Russische Wissenschaftler haben 40 Mutationen in einem Coronavirus identifiziert, das sich seit 318 Tagen im Körper eines Patienten mit Lymphom befindet. Aufgrund des Tumors war das Immunsystem der Frau geschwächt und nur T-Lymphozyten funktionierten normal, sodass 12 der entdeckten Mutationen dem Virus halfen, die T-Zell-Immunantwort zu umgehen. Ein Vorabdruck des Artikels wird auf der Preprint-Site des Research Square veröffentlicht.
Das ursprünglich aus China stammende Coronavirus (die sogenannte Wuhan-Variante) hat bei seiner weltweiten Verbreitung neue Mutationen erhalten. Wir haben im Artikel „Wir sind hierher gezogen“darüber gesprochen, wie er sich verändert hat. Das Coronavirus kann nicht nur in einer menschlichen Population mutieren, sondern auch in einer Person, wenn die Infektion lange genug anhält – zum Beispiel bei geschwächter Immunität. Einige dieser Mutationen zielen darauf ab, die Zellpenetration zu vereinfachen, Antikörper zu entweichen oder die Erkennung von Immunität durch Zellen zu verringern, was die Wirksamkeit von Impfstoffen weiter beeinträchtigen und den Verlauf von Covid erschweren kann.

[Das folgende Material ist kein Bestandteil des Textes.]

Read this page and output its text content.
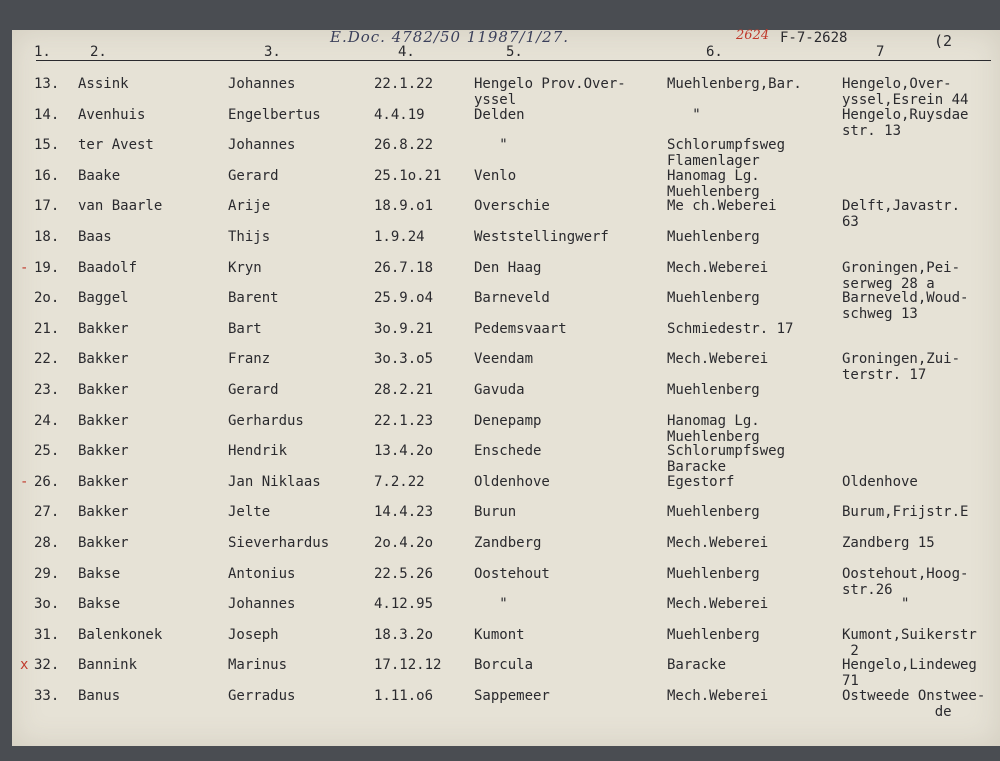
E.Doc. 4782/50 11987/1/27.	2624 F-7-2628	(2
1.	2.	3.	4.	5.	6.	7
13. Assink	Johannes	22.1.22	Hengelo Prov.Over-
yssel
Muehlenberg,Bar.	Hengelo,Over-
yssel,Esrein 44
14. Avenhuis	Engelbertus	4.4.19	Delden	"	Hengelo,Ruysdae
str. 13
15. ter Avest	Johannes	26.8.22	"	Schlorumpfsweg
Flamenlager
16. Baake	Gerard	25.1o.21 Venlo	Hanomag Lg.
Muehlenberg
17. van Baarle	Arije	18.9.o1	Overschie	Me ch.Weberei	Delft,Javastr.
63
18. Baas	Thijs	1.9.24	Weststellingwerf	Muehlenberg
- 19. Baadolf	Kryn	26.7.18	Den Haag	Mech.Weberei	Groningen,Pei-
serweg 28 a
2o. Baggel	Barent	25.9.o4	Barneveld	Muehlenberg	Barneveld,Woud-
schweg 13
21. Bakker	Bart	3o.9.21	Pedemsvaart	Schmiedestr. 17
22. Bakker	Franz	3o.3.o5	Veendam	Mech.Weberei	Groningen,Zui-
terstr. 17
23. Bakker	Gerard	28.2.21	Gavuda	Muehlenberg
24. Bakker	Gerhardus	22.1.23	Denepamp	Hanomag Lg.
Muehlenberg
25. Bakker	Hendrik	13.4.2o	Enschede	Schlorumpfsweg
Baracke
- 26. Bakker	Jan Niklaas	7.2.22	Oldenhove	Egestorf	Oldenhove
27. Bakker	Jelte	14.4.23	Burun	Muehlenberg	Burum,Frijstr.E
28. Bakker	Sieverhardus	2o.4.2o	Zandberg	Mech.Weberei	Zandberg 15
29. Bakse	Antonius	22.5.26	Oostehout	Muehlenberg	Oostehout,Hoog-
str.26
3o. Bakse	Johannes	4.12.95	"	Mech.Weberei	"
31. Balenkonek	Joseph	18.3.2o	Kumont	Muehlenberg	Kumont,Suikerstr
2
x 32. Bannink	Marinus	17.12.12 Borcula	Baracke	Hengelo,Lindeweg
71
33. Banus	Gerradus	1.11.o6	Sappemeer	Mech.Weberei	Ostweede Onstwee-
de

Russische Wissenschaftler um Georgii Bazykin vom Skolkovo Institute of Science and Technology und dem nach Kharkevich benannten Institut für Informationsübertragungsprobleme beschrieben einen Fall der Entwicklung mehrerer Mutationen des Coronavirus bei einer Frau, die an einem Non-Hodgkin-B-Zell-Lymphom leidet, a bösartige Erkrankung des Lymphsystems. Am 17.04.2020 wurde bei ihr eine Infektion mit dem Coronavirus diagnostiziert. Positive Tests auf Coronavirus wechselten sich 318 Tage lang mit negativen ab, während dieser Zeit entwickelte sie zweimal eine Lungenentzündung - im Sommer 2020 und im Winter 2021. Während dieser Zeit unterzog sich der Patient mehreren Chemotherapiezyklen. Der Frau wurden sechs Nasen-Rachen-Abstriche entnommen (im August 2020 und Januar 2021) und eine vollständige Genomsequenzierung des Coronavirus durchgeführt. Die Sequenzierung wurde auch an einer Person durchgeführt, bei der sich der Patient mit Covid infiziert hatte.

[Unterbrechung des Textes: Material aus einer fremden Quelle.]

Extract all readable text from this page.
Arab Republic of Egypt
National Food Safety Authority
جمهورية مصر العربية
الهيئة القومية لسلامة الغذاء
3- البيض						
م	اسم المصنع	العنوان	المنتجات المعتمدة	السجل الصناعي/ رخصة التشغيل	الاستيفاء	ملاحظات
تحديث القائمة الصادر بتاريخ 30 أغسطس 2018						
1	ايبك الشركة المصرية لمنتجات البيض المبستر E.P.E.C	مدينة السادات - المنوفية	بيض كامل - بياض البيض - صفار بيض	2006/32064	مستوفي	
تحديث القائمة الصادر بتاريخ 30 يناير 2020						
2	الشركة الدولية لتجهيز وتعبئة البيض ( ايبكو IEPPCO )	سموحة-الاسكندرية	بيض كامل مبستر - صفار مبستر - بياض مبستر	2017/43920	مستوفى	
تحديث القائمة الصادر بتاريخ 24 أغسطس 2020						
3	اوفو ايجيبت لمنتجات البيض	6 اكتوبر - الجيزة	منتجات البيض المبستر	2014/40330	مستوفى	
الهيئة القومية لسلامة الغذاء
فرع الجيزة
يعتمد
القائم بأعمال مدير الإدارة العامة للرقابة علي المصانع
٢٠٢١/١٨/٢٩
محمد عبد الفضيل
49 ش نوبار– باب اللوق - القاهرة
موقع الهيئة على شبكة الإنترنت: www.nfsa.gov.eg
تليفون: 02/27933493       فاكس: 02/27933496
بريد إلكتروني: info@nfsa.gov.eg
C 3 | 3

Insgesamt erwarb das Virus des Patienten 40 Mutationen, von denen 34 am Ende der Beobachtungen auftraten. Dies entspricht einer Mutationsrate von 15,3 × 10-4 pro Nukleotid und Jahr, was höher ist als die Mutationsrate in der Allgemeinbevölkerung. Von den 40 Mutationen störten 12 die Erkennung und Neutralisierung des Coronavirus durch T-Zellen.

Mutationen eines Coronavirus, die von einem Patienten isoliert wurden
Um die Immunantwort des Patienten zu beurteilen, wurde ein Bluttest durchgeführt. Im Plasma wurden keine reifen B-Lymphozyten und eine geringe Menge an IgG-Antikörpern gefunden, jedoch nur in einer der Proben. Gleichzeitig beobachteten Wissenschaftler eine starke T-Zell-Reaktion auf das Coronavirus. Die Forscher spekulieren, dass das Coronavirus bei einer Frau mit Lymphom gezielt mutiert war, um die T-Zell-Immunität zu umgehen, da andere Immuntypen durch Krebs des Lymphsystems geschwächt waren.

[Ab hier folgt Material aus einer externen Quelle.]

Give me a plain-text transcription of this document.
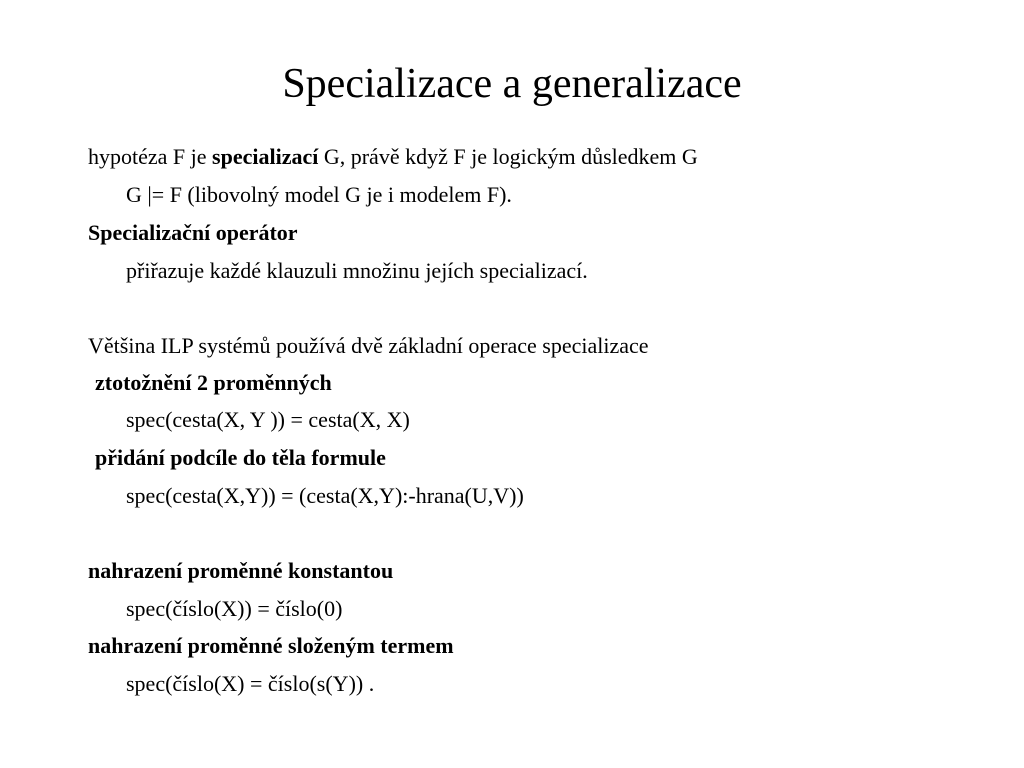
Specializace a generalizace
hypotéza F je specializací G, právě když F je logickým důsledkem G
G |= F (libovolný model G je i modelem F).
Specializační operátor
přiřazuje každé klauzuli množinu jejích specializací.
Většina ILP systémů používá dvě základní operace specializace
ztotožnění 2 proměnných
spec(cesta(X, Y )) = cesta(X, X)
přidání podcíle do těla formule
spec(cesta(X,Y)) = (cesta(X,Y):-hrana(U,V))
nahrazení proměnné konstantou
spec(číslo(X)) = číslo(0)
nahrazení proměnné složeným termem
spec(číslo(X) = číslo(s(Y)) .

Wissenschaftler konzentrieren sich normalerweise mehr auf Mutationen, die es dem Coronavirus ermöglichen, Antikörpern zu entkommen, aber dieser Fall unterstreicht die Bedeutung von Veränderungen im Genom des Virus, die es ihm ermöglichen, aus T-Zellen zu entkommen.
Ende Juni wurde in Russland der erste Infektionsfall mit einem mutierten indischen Coronavirus-Stamm, Delta-Plus, festgestellt. Die neue Variante unterscheidet sich von der üblichen Delta-Variante durch die S-Protein-Mutation, die bei dem als recht gefährlich geltenden südafrikanischen Stamm auftrat.